The steward's write path is a sequence of explicit steps — pre-flight validation, fetch, parse, transform, upsert, verify. Each step is its own Python module with its own tests. Adding a new write surface (a new retailer scraper, a new ranking source, a new image-discovery path) means adding a step file and registering it. The pipeline runs steps in order, and a failure in one doesn't cascade.
class PdgaSpecsStep(MigrationStep):
"""Sync physical disc specs from the PDGA approved-discs CSV.
Idempotent: re-running the step against the same CSV produces no
writes. New entries in the CSV (PDGA approval of a disc we hadn't
seen) raise an admin notification so the human can confirm before
the disc lands in the catalog.
"""
name = "pdga_specs"
depends_on = ("discs", "manufacturers")
expected_tables = ("discs", "manufacturers")
async def run(self, ctx: StepContext) -> StepResult:
await self.schema.assert_contract(self.expected_tables)
csv_rows = await fetch_pdga_csv()
matches = await find_pdga_matches(ctx.db, csv_rows)
await update_physical_specs(ctx.db, matches)
new_discs = await discover_new_discs(ctx.db, csv_rows, matches)
if new_discs:
await notify_admin(ctx.db, "pdga_disc_new", new_discs)
return StepResult(updated=len(matches), discovered=len(new_discs))The shape is mundane on purpose. Steward work is the opposite of demo-able — the user-facing reward is "nothing surprising happens in your database overnight."
Aileen exposes a chat surface, but it's a single-operator tool. The reads it makes — full table scans for audit reports, joins across foreign-keyed tables, queries over private user data — would be inappropriate for an end-user-facing assistant. The product contract is "the operator can ask Aileen anything about the business surface; end-users get a curated subset via the production app's own UI, separately."
Production at home for the second half of 2026. Runs the morning brief, computes the weekly digest, executes the nightly write path, and answers ad-hoc operator questions about the business surface. The codebase is sibling to Rosie — same daemon shape, different domain.

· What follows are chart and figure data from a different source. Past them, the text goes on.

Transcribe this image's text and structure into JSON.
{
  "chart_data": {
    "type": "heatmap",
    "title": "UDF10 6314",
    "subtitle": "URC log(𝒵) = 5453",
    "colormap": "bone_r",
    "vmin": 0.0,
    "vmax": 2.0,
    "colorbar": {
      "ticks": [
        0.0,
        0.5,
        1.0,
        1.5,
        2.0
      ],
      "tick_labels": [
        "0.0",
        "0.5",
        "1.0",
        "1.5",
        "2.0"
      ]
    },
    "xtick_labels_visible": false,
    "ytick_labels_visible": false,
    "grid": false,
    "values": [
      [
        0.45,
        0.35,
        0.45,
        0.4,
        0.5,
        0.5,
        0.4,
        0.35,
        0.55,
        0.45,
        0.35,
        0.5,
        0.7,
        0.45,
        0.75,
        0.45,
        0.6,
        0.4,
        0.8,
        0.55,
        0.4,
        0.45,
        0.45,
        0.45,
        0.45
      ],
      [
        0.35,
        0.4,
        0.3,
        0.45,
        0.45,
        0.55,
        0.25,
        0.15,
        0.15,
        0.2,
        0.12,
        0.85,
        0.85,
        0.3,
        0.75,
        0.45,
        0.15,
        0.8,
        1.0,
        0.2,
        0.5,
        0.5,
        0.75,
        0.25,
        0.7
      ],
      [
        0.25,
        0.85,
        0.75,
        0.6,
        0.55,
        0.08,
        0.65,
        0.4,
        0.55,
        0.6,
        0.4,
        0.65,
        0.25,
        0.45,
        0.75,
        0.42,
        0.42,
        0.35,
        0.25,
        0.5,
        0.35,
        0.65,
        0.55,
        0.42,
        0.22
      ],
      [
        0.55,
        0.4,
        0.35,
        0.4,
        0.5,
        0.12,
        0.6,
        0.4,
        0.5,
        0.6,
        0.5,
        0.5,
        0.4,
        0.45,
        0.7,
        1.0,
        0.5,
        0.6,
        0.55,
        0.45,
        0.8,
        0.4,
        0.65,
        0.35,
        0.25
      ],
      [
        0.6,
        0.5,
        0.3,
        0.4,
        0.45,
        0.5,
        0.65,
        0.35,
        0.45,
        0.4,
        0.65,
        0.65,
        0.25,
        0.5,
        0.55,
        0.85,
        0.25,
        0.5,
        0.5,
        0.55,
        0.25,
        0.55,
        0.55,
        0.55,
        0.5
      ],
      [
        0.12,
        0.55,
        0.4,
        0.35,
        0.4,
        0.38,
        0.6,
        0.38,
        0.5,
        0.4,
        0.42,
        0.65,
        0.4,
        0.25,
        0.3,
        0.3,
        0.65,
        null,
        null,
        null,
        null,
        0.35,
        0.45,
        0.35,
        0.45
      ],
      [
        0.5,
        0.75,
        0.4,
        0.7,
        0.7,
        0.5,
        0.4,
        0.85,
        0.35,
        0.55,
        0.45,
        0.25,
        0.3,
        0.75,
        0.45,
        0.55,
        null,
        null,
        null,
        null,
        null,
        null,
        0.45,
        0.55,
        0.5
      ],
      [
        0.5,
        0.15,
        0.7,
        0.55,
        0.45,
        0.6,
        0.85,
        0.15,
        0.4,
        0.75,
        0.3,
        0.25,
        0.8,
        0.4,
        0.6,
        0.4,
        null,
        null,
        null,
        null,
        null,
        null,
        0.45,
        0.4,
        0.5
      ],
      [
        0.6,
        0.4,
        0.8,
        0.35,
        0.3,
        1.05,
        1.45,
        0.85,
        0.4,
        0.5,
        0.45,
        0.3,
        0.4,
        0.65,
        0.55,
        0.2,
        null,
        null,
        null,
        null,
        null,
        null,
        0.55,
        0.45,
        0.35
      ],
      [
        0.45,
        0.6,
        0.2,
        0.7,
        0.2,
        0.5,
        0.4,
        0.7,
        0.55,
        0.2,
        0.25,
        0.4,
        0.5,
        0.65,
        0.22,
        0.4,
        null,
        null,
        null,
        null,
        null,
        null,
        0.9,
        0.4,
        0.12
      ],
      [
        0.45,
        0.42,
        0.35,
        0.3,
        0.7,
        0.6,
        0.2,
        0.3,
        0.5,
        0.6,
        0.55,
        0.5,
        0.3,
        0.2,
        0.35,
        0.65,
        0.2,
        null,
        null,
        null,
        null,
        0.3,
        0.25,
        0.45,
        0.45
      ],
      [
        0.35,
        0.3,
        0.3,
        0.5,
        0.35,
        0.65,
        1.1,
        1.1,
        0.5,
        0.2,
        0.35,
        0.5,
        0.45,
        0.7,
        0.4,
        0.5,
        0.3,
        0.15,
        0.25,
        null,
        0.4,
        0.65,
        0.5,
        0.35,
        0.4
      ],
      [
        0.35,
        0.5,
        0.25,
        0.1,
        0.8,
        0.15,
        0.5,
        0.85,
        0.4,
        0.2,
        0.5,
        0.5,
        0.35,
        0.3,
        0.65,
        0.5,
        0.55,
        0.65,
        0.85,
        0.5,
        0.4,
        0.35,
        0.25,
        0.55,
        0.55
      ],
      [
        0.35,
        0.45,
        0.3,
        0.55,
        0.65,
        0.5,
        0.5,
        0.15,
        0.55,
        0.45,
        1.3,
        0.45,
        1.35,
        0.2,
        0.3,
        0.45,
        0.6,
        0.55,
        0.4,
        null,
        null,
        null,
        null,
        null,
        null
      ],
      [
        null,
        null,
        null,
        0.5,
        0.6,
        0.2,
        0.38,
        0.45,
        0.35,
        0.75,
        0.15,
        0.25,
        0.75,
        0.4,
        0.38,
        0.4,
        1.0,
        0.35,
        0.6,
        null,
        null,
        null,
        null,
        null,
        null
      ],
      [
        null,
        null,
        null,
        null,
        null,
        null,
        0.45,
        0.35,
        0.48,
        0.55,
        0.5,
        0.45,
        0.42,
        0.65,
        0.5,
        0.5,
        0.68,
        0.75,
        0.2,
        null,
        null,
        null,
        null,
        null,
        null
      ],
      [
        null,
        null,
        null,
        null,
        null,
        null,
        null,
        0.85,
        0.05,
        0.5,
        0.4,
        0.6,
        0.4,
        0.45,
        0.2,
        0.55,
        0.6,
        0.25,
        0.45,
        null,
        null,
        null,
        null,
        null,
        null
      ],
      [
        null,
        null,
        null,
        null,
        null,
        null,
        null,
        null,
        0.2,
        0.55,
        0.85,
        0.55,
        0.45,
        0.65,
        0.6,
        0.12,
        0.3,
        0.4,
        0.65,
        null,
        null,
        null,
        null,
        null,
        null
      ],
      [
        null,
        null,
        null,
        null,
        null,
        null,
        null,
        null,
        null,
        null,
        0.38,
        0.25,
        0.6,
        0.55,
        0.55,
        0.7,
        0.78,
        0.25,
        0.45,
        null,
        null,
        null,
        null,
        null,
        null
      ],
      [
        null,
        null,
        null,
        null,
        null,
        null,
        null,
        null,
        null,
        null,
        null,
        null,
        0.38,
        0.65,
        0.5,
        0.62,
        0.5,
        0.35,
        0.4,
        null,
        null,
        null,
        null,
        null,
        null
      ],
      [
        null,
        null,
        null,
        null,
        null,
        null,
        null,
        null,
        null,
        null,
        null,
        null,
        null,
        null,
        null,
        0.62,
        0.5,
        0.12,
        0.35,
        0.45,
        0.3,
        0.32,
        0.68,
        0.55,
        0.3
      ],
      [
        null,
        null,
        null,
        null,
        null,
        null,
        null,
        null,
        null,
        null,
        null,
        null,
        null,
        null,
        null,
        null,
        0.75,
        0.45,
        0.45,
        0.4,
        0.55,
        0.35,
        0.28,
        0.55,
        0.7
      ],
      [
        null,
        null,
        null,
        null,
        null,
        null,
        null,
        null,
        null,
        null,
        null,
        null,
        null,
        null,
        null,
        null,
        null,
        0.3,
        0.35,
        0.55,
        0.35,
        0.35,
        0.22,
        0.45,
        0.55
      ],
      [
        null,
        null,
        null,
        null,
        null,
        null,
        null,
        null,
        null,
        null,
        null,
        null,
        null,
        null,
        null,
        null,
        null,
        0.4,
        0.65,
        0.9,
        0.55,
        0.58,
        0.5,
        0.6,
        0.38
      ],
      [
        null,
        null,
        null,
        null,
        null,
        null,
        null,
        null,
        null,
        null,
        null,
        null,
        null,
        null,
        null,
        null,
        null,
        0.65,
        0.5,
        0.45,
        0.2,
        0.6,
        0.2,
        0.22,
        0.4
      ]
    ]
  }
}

A 92-tool private business AI that runs entirely on Apple Silicon, stewards a 115-table production schema with drift-aware write gating, and bills $0 for inference. The fork from Rosie validated that the "long-running personal AI" architecture generalizes to business workloads; the schema-contract pattern is the load-bearing piece that makes autonomous write operations safe.
Three threads: a verifier mode that flags low-confidence write candidates for human review before commit (shadow-running now), broader chat-tool surface so the operator can drive more of the daily review from the chat instead of the production app's UI, and a packaging path so the same daemon can be deployed against a second business surface without per-customer rebuilds.